The jobs created, which exclude farming jobs, were mainly in “health care, food services and drinking places, construction, manufacturing, and retail trade.” American workers also took home a little more dough in December. BLS data on hourly pay rates showed an 11 cents hike from November to December, and an 84 cents rise since the beginning of 2018. Currently, the average hourly wage in the U.S. is $27.48.
“The far bigger than expected 312,000 jump in non-farm payrolls in December would seem to make a mockery of market fears of an impending recession,” wrote Capital Economics’ chief U.S. economist Paul Ashworth, according to CNBC.
Health care companies added 50,000 new positions in December, primarily in ambulatory care. Throughout 2018, more than 346,000 new health care jobs were created. In 2017, that number was only 284,000, according to the BLS. Manufacturing jobs also demonstrated a respectable increase of 32,000, many of which were from “durable goods component” firms. Electronic manufacturers also contributed, adding about 4,000 positions.
Despite the positive data, not all news was good. The unemployment rate rose in December by .2 percent, placing the rate at 3.9 percent. Among the unemployed are the so-called “job leavers” which the BLS defines as ” unemployed persons who quit or otherwise voluntarily left their previous job and immediately began looking for new employment.” This group grew by 142,000. The number of individuals classified as “involuntary part-time workers” remained about the same, but this number as a whole is down since the start of 2018.
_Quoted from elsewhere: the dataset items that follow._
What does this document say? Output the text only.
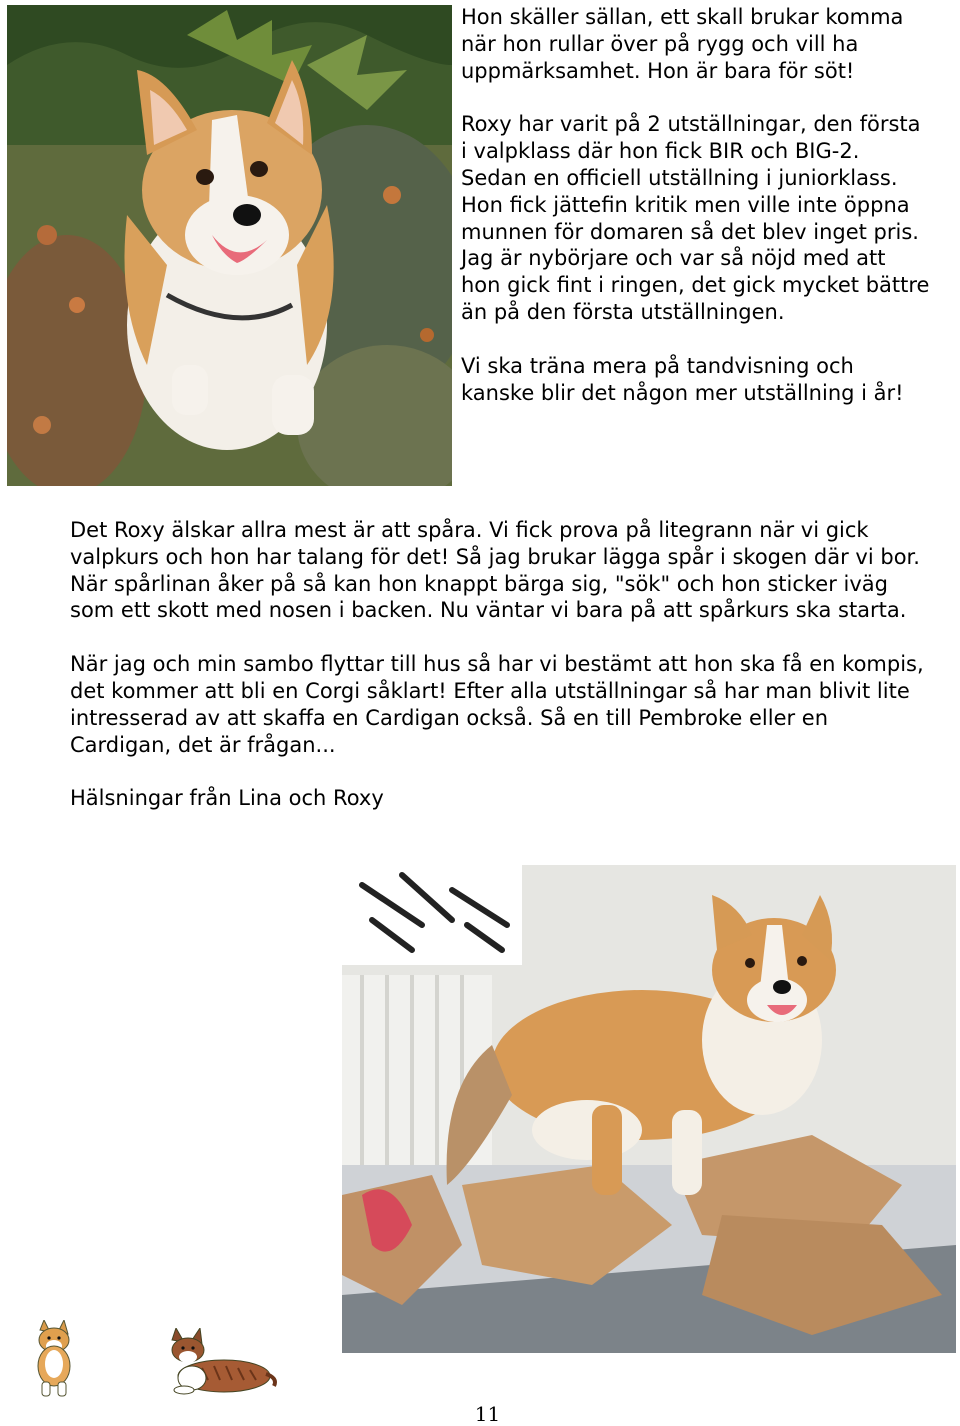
Hon skäller sällan, ett skall brukar komma när hon rullar över på rygg och vill ha uppmärksamhet. Hon är bara för söt!

Roxy har varit på 2 utställningar, den första i valpklass där hon fick BIR och BIG-2. Sedan en officiell utställning i juniorklass. Hon fick jättefin kritik men ville inte öppna munnen för domaren så det blev inget pris. Jag är nybörjare och var så nöjd med att hon gick fint i ringen, det gick mycket bättre än på den första utställningen.

Vi ska träna mera på tandvisning och kanske blir det någon mer utställning i år!

Det Roxy älskar allra mest är att spåra. Vi fick prova på litegrann när vi gick valpkurs och hon har talang för det! Så jag brukar lägga spår i skogen där vi bor. När spårlinan åker på så kan hon knappt bärga sig, "sök" och hon sticker iväg som ett skott med nosen i backen. Nu väntar vi bara på att spårkurs ska starta.

När jag och min sambo flyttar till hus så har vi bestämt att hon ska få en kompis, det kommer att bli en Corgi såklart! Efter alla utställningar så har man blivit lite intresserad av att skaffa en Cardigan också. Så en till Pembroke eller en Cardigan, det är frågan...

Hälsningar från Lina och Roxy

11
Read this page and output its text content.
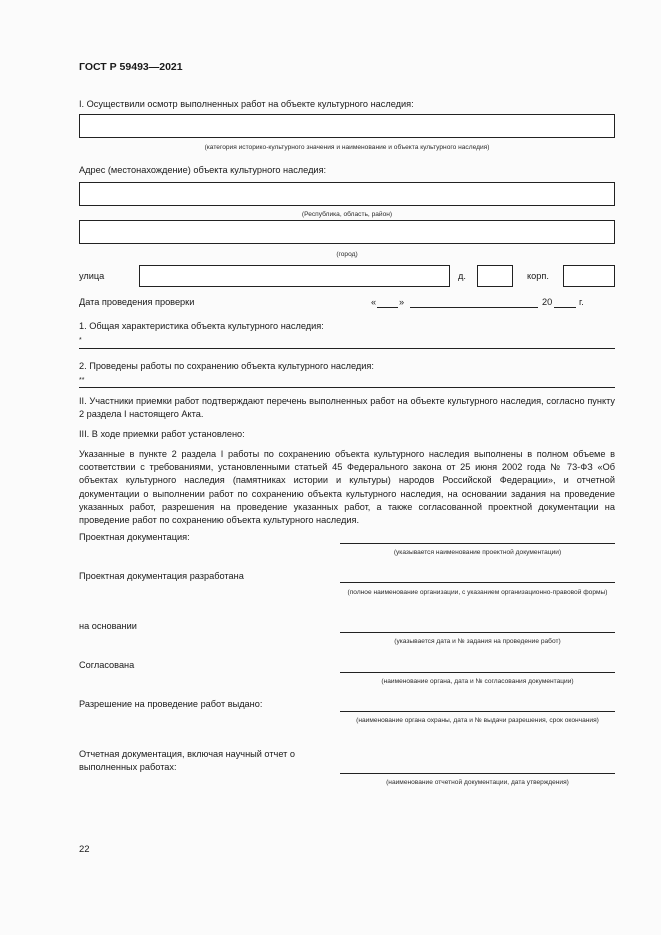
ГОСТ Р 59493—2021
I. Осуществили осмотр выполненных работ на объекте культурного наследия:
(категория историко-культурного значения и наименование и объекта культурного наследия)
Адрес (местонахождение) объекта культурного наследия:
(Республика, область, район)
(город)
улица	д.	корп.
Дата проведения проверки	« »	20	г.
1. Общая характеристика объекта культурного наследия:
*
2. Проведены работы по сохранению объекта культурного наследия:
**
II. Участники приемки работ подтверждают перечень выполненных работ на объекте культурного наследия, согласно пункту 2 раздела I настоящего Акта.
III. В ходе приемки работ установлено:
Указанные в пункте 2 раздела I работы по сохранению объекта культурного наследия выполнены в полном объеме в соответствии с требованиями, установленными статьей 45 Федерального закона от 25 июня 2002 года № 73-ФЗ «Об объектах культурного наследия (памятниках истории и культуры) народов Российской Федерации», и отчетной документации о выполнении работ по сохранению объекта культурного наследия, на основании задания на проведение указанных работ, разрешения на проведение указанных работ, а также согласованной проектной документации на проведение работ по сохранению объекта культурного наследия.
Проектная документация:
(указывается наименование проектной документации)
Проектная документация разработана
(полное наименование организации, с указанием организационно-правовой формы)
на основании
(указывается дата и № задания на проведение работ)
Согласована
(наименование органа, дата и № согласования документации)
Разрешение на проведение работ выдано:
(наименование органа охраны, дата и № выдачи разрешения, срок окончания)
Отчетная документация, включая научный отчет о выполненных работах:
(наименование отчетной документации, дата утверждения)
22
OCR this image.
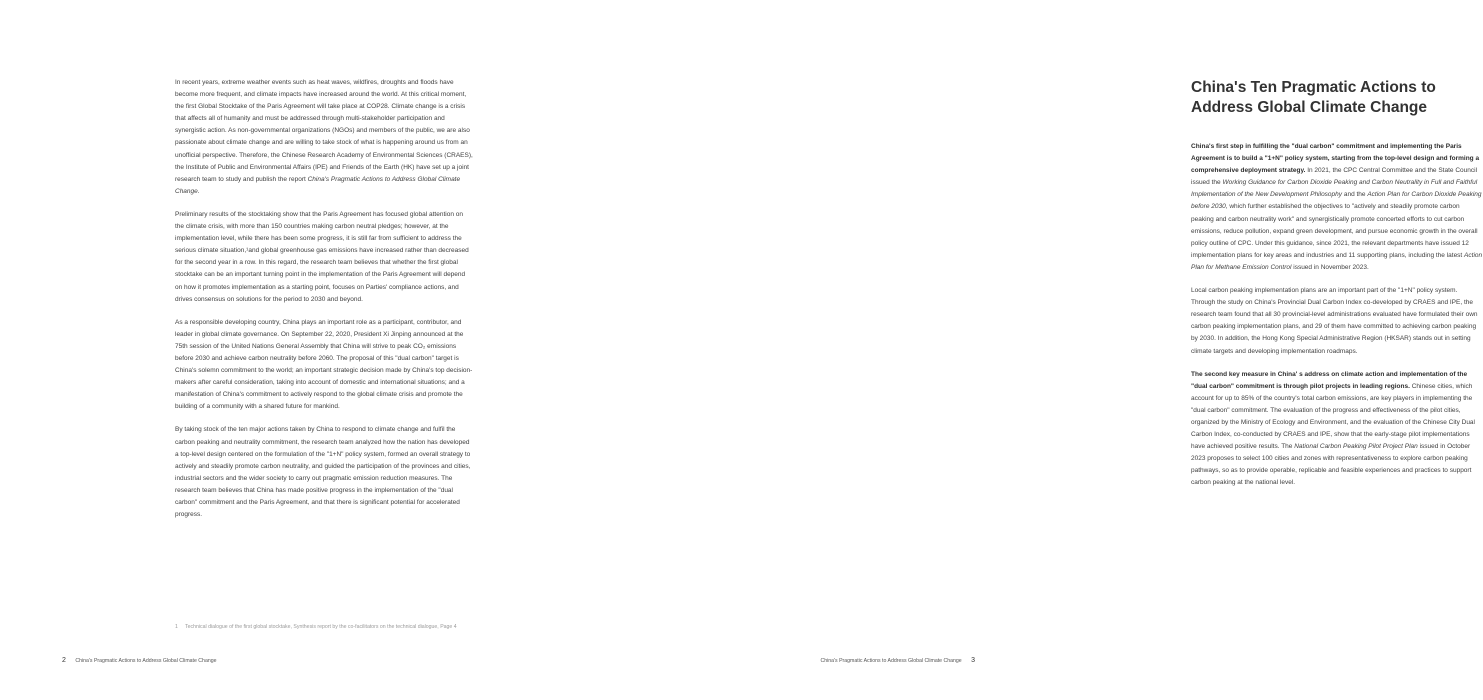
In recent years, extreme weather events such as heat waves, wildfires, droughts and floods have become more frequent, and climate impacts have increased around the world. At this critical moment, the first Global Stocktake of the Paris Agreement will take place at COP28. Climate change is a crisis that affects all of humanity and must be addressed through multi-stakeholder participation and synergistic action. As non-governmental organizations (NGOs) and members of the public, we are also passionate about climate change and are willing to take stock of what is happening around us from an unofficial perspective. Therefore, the Chinese Research Academy of Environmental Sciences (CRAES), the Institute of Public and Environmental Affairs (IPE) and Friends of the Earth (HK) have set up a joint research team to study and publish the report China's Pragmatic Actions to Address Global Climate Change.

Preliminary results of the stocktaking show that the Paris Agreement has focused global attention on the climate crisis, with more than 150 countries making carbon neutral pledges; however, at the implementation level, while there has been some progress, it is still far from sufficient to address the serious climate situation,¹and global greenhouse gas emissions have increased rather than decreased for the second year in a row. In this regard, the research team believes that whether the first global stocktake can be an important turning point in the implementation of the Paris Agreement will depend on how it promotes implementation as a starting point, focuses on Parties' compliance actions, and drives consensus on solutions for the period to 2030 and beyond.

As a responsible developing country, China plays an important role as a participant, contributor, and leader in global climate governance. On September 22, 2020, President Xi Jinping announced at the 75th session of the United Nations General Assembly that China will strive to peak CO₂ emissions before 2030 and achieve carbon neutrality before 2060. The proposal of this "dual carbon" target is China's solemn commitment to the world; an important strategic decision made by China's top decision-makers after careful consideration, taking into account of domestic and international situations; and a manifestation of China's commitment to actively respond to the global climate crisis and promote the building of a community with a shared future for mankind.

By taking stock of the ten major actions taken by China to respond to climate change and fulfil the carbon peaking and neutrality commitment, the research team analyzed how the nation has developed a top-level design centered on the formulation of the "1+N" policy system, formed an overall strategy to actively and steadily promote carbon neutrality, and guided the participation of the provinces and cities, industrial sectors and the wider society to carry out pragmatic emission reduction measures. The research team believes that China has made positive progress in the implementation of the "dual carbon" commitment and the Paris Agreement, and that there is significant potential for accelerated progress.

1 Technical dialogue of the first global stocktake, Synthesis report by the co-facilitators on the technical dialogue, Page 4
2 China's Pragmatic Actions to Address Global Climate Change
China's Ten Pragmatic Actions to Address Global Climate Change

China's first step in fulfilling the "dual carbon" commitment and implementing the Paris Agreement is to build a "1+N" policy system, starting from the top-level design and forming a comprehensive deployment strategy. In 2021, the CPC Central Committee and the State Council issued the Working Guidance for Carbon Dioxide Peaking and Carbon Neutrality in Full and Faithful Implementation of the New Development Philosophy and the Action Plan for Carbon Dioxide Peaking before 2030, which further established the objectives to "actively and steadily promote carbon peaking and carbon neutrality work" and synergistically promote concerted efforts to cut carbon emissions, reduce pollution, expand green development, and pursue economic growth in the overall policy outline of CPC. Under this guidance, since 2021, the relevant departments have issued 12 implementation plans for key areas and industries and 11 supporting plans, including the latest Action Plan for Methane Emission Control issued in November 2023.

Local carbon peaking implementation plans are an important part of the "1+N" policy system. Through the study on China's Provincial Dual Carbon Index co-developed by CRAES and IPE, the research team found that all 30 provincial-level administrations evaluated have formulated their own carbon peaking implementation plans, and 29 of them have committed to achieving carbon peaking by 2030. In addition, the Hong Kong Special Administrative Region (HKSAR) stands out in setting climate targets and developing implementation roadmaps.

The second key measure in China' s address on climate action and implementation of the "dual carbon" commitment is through pilot projects in leading regions. Chinese cities, which account for up to 85% of the country's total carbon emissions, are key players in implementing the "dual carbon" commitment. The evaluation of the progress and effectiveness of the pilot cities, organized by the Ministry of Ecology and Environment, and the evaluation of the Chinese City Dual Carbon Index, co-conducted by CRAES and IPE, show that the early-stage pilot implementations have achieved positive results. The National Carbon Peaking Pilot Project Plan issued in October 2023 proposes to select 100 cities and zones with representativeness to explore carbon peaking pathways, so as to provide operable, replicable and feasible experiences and practices to support carbon peaking at the national level.

China's Pragmatic Actions to Address Global Climate Change 3
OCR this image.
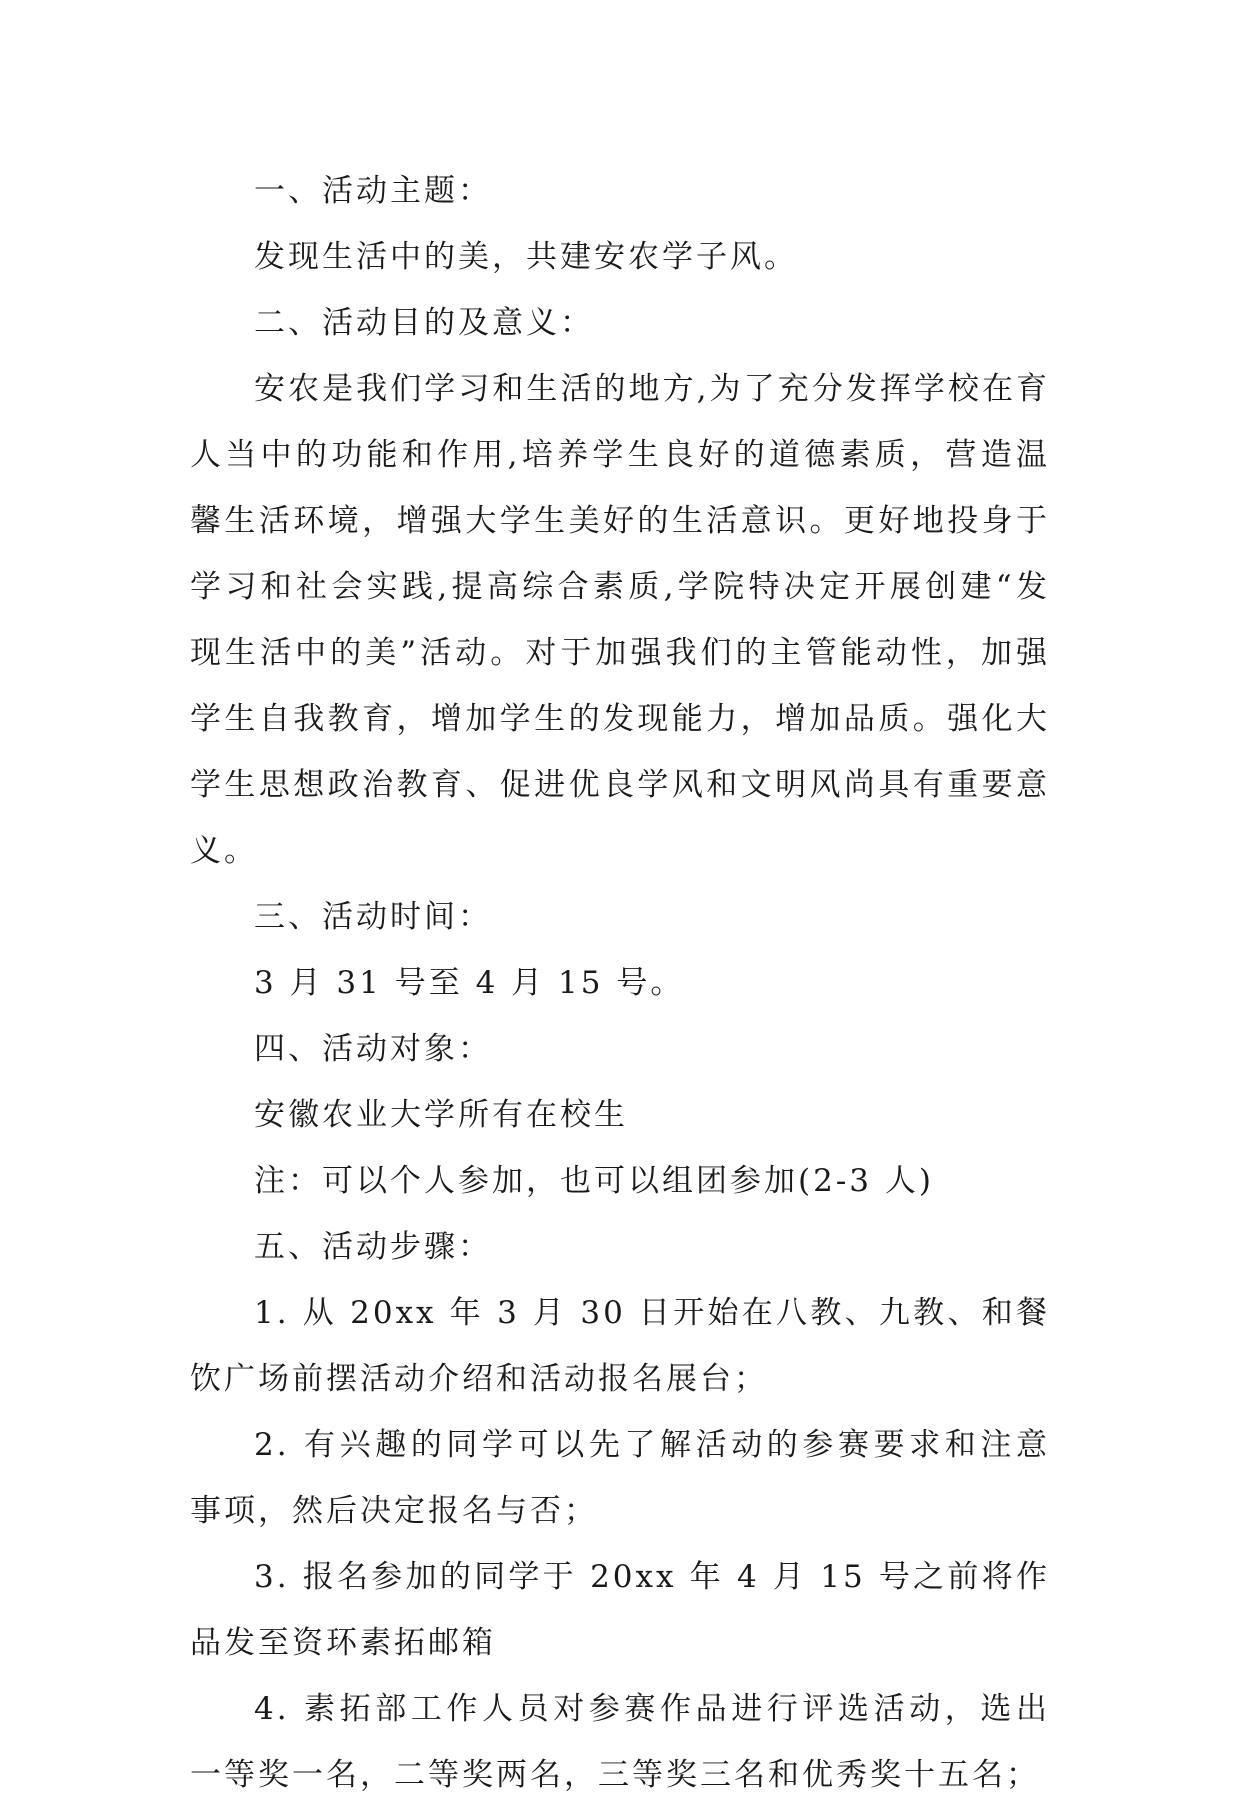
一、活动主题：

发现生活中的美，共建安农学子风。

二、活动目的及意义：

安农是我们学习和生活的地方,为了充分发挥学校在育人当中的功能和作用,培养学生良好的道德素质，营造温馨生活环境，增强大学生美好的生活意识。更好地投身于学习和社会实践,提高综合素质,学院特决定开展创建“发现生活中的美”活动。对于加强我们的主管能动性，加强学生自我教育，增加学生的发现能力，增加品质。强化大学生思想政治教育、促进优良学风和文明风尚具有重要意义。

三、活动时间：

3 月 31 号至 4 月 15 号。

四、活动对象：

安徽农业大学所有在校生

注：可以个人参加，也可以组团参加(2-3 人)

五、活动步骤：

1. 从 20xx 年 3 月 30 日开始在八教、九教、和餐饮广场前摆活动介绍和活动报名展台；

2. 有兴趣的同学可以先了解活动的参赛要求和注意事项，然后决定报名与否；

3. 报名参加的同学于 20xx 年 4 月 15 号之前将作品发至资环素拓邮箱

4. 素拓部工作人员对参赛作品进行评选活动，选出一等奖一名，二等奖两名，三等奖三名和优秀奖十五名；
In these early days of 2019, it’s too early to tell what will happen to the economy. Some experts see this report as the beginning of the end, while others are optimistic the economy will continue to thrive. A third group, somewhere in the middle, sees the BLS data as an indication of relative stability, at least for the short term.
“This report should calm investor fears. The economy is not falling off a cliff, it’s just slowing down,” said Moody’s Analytics’ Chief Economist Mark Zandi, while speaking to Politico. “But this number is backward-looking, and the stock market is forward-looking. I think it’s the high-water mark for job growth for sure, and job growth will slow as we move through 2019.”